A small candle $2.5cm$ in size is placed $27cm$ in front of a concave mirror of radius of curvature $36cm$. At what distance from the mirror should a screen be placed in order to receive a sharp image? Describe the nature and size of the image.

Answer 1

Given: A small candle 2.5cm in size is placed 27cm in front of a concave mirror of radius of curvature 36cm.

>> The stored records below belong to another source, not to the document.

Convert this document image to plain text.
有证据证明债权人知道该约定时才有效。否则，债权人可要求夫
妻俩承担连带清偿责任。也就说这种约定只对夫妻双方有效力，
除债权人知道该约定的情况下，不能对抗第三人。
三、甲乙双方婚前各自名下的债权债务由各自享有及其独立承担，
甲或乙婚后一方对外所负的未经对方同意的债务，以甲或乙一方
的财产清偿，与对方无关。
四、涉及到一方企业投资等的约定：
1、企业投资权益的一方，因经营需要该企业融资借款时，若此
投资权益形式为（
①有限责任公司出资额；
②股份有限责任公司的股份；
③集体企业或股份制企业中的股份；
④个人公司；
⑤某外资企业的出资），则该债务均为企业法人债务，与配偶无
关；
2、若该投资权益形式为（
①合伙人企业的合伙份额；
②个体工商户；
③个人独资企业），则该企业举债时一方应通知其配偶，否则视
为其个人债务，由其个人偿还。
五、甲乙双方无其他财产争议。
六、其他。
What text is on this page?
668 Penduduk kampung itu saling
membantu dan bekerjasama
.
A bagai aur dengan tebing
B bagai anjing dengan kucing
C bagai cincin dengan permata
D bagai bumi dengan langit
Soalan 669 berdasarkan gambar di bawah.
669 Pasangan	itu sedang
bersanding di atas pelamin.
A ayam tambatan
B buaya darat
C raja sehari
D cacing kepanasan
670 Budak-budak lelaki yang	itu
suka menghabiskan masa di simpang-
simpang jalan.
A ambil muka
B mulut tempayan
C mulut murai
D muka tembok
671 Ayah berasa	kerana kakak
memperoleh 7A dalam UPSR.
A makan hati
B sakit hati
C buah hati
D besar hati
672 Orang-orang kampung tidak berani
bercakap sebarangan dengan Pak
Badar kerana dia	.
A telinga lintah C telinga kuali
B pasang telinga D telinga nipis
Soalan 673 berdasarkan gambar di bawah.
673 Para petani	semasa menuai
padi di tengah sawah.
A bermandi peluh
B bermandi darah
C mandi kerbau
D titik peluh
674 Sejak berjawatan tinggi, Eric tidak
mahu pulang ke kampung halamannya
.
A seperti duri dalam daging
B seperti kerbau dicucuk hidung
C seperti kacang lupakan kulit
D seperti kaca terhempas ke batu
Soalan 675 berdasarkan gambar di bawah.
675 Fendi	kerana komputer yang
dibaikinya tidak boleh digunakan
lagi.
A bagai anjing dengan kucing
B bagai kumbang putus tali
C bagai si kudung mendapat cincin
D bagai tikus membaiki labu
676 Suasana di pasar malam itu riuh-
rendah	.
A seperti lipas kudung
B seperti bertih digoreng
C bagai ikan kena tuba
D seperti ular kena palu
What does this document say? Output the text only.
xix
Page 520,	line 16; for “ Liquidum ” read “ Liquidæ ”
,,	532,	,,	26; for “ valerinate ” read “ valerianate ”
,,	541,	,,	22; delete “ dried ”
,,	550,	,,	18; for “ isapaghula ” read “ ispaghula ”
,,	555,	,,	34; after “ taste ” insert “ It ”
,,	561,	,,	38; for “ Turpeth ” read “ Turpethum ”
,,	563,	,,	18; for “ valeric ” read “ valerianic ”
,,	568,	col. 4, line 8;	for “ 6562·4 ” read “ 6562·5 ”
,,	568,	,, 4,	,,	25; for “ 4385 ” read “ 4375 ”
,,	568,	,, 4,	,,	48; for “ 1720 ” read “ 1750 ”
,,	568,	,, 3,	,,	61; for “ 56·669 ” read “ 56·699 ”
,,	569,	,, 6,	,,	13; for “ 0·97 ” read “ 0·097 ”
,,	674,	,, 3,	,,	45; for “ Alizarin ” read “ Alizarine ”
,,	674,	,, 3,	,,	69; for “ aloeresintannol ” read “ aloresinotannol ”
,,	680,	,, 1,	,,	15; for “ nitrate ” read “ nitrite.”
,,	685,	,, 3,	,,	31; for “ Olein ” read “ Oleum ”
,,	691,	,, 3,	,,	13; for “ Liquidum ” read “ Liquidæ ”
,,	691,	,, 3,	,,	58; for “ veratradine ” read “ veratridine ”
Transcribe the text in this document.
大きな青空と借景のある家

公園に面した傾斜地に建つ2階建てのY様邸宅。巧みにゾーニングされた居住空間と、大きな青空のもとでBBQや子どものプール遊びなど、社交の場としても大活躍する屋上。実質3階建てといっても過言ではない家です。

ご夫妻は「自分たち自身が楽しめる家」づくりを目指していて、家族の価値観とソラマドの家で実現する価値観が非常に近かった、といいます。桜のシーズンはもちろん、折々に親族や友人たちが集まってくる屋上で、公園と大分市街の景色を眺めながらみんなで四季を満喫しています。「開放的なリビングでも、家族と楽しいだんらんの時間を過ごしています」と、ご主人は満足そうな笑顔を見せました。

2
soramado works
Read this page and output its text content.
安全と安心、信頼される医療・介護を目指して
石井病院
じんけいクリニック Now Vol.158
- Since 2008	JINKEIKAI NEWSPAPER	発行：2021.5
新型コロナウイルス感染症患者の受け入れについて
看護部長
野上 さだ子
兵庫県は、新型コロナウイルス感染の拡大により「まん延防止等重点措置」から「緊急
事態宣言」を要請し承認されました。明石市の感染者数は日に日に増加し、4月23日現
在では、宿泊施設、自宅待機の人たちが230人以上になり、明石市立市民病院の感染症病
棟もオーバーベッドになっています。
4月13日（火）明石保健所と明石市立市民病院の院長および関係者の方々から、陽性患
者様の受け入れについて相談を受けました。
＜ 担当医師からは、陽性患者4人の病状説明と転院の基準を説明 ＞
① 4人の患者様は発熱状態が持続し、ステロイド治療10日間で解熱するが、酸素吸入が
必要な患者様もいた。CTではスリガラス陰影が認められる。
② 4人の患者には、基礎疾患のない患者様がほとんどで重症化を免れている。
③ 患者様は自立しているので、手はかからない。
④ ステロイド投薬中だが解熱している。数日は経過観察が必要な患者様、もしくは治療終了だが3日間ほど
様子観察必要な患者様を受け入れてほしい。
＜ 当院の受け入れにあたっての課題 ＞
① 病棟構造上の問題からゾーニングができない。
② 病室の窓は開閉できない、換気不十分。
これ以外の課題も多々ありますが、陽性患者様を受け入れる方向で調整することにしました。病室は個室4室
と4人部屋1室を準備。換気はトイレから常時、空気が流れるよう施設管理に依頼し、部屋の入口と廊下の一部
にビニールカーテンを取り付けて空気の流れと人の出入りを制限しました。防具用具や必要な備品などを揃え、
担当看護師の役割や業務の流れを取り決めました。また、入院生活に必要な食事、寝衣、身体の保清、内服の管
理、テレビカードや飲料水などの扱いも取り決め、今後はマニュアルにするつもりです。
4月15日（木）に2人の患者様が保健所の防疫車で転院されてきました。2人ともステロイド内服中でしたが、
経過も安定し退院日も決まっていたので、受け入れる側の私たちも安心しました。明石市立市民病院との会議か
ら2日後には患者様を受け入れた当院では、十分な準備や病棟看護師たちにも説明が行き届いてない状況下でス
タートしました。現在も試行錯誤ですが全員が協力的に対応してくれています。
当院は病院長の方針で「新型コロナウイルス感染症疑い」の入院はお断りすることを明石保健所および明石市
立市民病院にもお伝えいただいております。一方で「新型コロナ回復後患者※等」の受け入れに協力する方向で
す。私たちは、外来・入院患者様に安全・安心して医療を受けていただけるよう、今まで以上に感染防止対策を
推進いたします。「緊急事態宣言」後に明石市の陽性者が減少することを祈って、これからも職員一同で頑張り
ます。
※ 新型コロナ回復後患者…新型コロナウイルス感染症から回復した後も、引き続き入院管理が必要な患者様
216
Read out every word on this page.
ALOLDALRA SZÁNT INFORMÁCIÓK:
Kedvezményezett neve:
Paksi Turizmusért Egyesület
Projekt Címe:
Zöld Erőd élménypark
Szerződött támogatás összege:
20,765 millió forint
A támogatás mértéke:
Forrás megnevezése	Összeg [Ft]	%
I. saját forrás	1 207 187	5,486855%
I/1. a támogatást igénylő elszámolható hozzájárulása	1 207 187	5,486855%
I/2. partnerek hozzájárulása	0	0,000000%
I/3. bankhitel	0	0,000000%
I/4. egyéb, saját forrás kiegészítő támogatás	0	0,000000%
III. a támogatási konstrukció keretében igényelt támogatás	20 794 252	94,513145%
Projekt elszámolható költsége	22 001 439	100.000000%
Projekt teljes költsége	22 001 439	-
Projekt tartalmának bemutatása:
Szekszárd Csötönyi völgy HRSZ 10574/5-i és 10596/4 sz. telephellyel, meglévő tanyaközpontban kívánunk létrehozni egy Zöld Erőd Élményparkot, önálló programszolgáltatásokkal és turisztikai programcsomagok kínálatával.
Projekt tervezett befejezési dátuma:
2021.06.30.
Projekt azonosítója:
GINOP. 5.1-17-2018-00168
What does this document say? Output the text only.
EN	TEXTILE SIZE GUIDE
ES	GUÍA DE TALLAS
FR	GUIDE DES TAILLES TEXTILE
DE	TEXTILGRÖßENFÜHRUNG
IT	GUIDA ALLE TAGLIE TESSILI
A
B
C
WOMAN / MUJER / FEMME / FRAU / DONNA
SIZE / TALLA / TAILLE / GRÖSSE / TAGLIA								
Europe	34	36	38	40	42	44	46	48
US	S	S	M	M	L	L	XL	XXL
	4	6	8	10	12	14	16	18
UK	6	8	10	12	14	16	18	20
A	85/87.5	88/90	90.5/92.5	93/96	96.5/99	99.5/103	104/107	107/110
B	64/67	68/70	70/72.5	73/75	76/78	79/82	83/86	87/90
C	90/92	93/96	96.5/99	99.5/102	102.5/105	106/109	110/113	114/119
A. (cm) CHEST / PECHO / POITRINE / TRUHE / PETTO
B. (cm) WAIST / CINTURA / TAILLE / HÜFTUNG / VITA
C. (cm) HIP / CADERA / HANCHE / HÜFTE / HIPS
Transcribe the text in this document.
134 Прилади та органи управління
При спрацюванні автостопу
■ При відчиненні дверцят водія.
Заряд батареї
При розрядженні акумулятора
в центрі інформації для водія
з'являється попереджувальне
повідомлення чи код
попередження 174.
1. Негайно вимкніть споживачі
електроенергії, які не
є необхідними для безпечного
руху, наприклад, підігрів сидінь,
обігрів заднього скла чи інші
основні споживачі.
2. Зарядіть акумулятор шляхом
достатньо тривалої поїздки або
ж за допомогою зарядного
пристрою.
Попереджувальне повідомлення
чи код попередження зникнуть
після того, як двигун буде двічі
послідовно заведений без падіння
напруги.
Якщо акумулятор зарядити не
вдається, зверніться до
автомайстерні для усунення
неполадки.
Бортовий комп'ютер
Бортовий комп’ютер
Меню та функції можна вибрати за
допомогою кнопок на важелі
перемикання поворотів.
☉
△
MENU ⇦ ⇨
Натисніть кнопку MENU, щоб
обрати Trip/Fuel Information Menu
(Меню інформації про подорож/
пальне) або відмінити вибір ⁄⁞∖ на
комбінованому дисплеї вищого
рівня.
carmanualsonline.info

To find the distance from the mirror should a screen be placed in order to receive a sharp image and the nature and size of the image.

Solution:

According to the given criteria,

Object height, $h_o=2.5cm$

Object distance, $u=-27cm$

Radius of the curvature,$R=-36cm$

Focal length of the mirror, $f=\frac{R}{2}=-\frac{36}{2}=-18cm$

Applying mirror formula, we get

$\frac{1}{f}=\frac{1}{v}+\frac{1}{u}⟹\frac{1}{-18}=\frac{1}{v}+\frac{1}{-27}⟹\frac{1}{v}=\frac{1}{-18}+\frac{1}{27}⟹\frac{1}{v}=\frac{-3+2}{54}⟹v=-54cm$

The negative sign indicates the image is formed in-front of the mirror. Thus the screen should be placed at a distance of 54 cm in front of the mirror on the same side as the object in order to receive a sharp image.

Magnification, $m=-\frac{v}{u}=\frac{h_o}{h_i}⟹-\frac{(-54)}{(-27)}=\frac{2.5}{h_i}⟹h_i=-\frac{2.5\times 27}{54}⟹h_i=-1.25cm$

The negative sign indicates the image is inverted and real

When the candle is moved closer to the mirror, the screen would have moved farther and farther. However, when the candle is closer than 18cm from the mirror, the image would be virtual and therefore cannot be collected on the screen.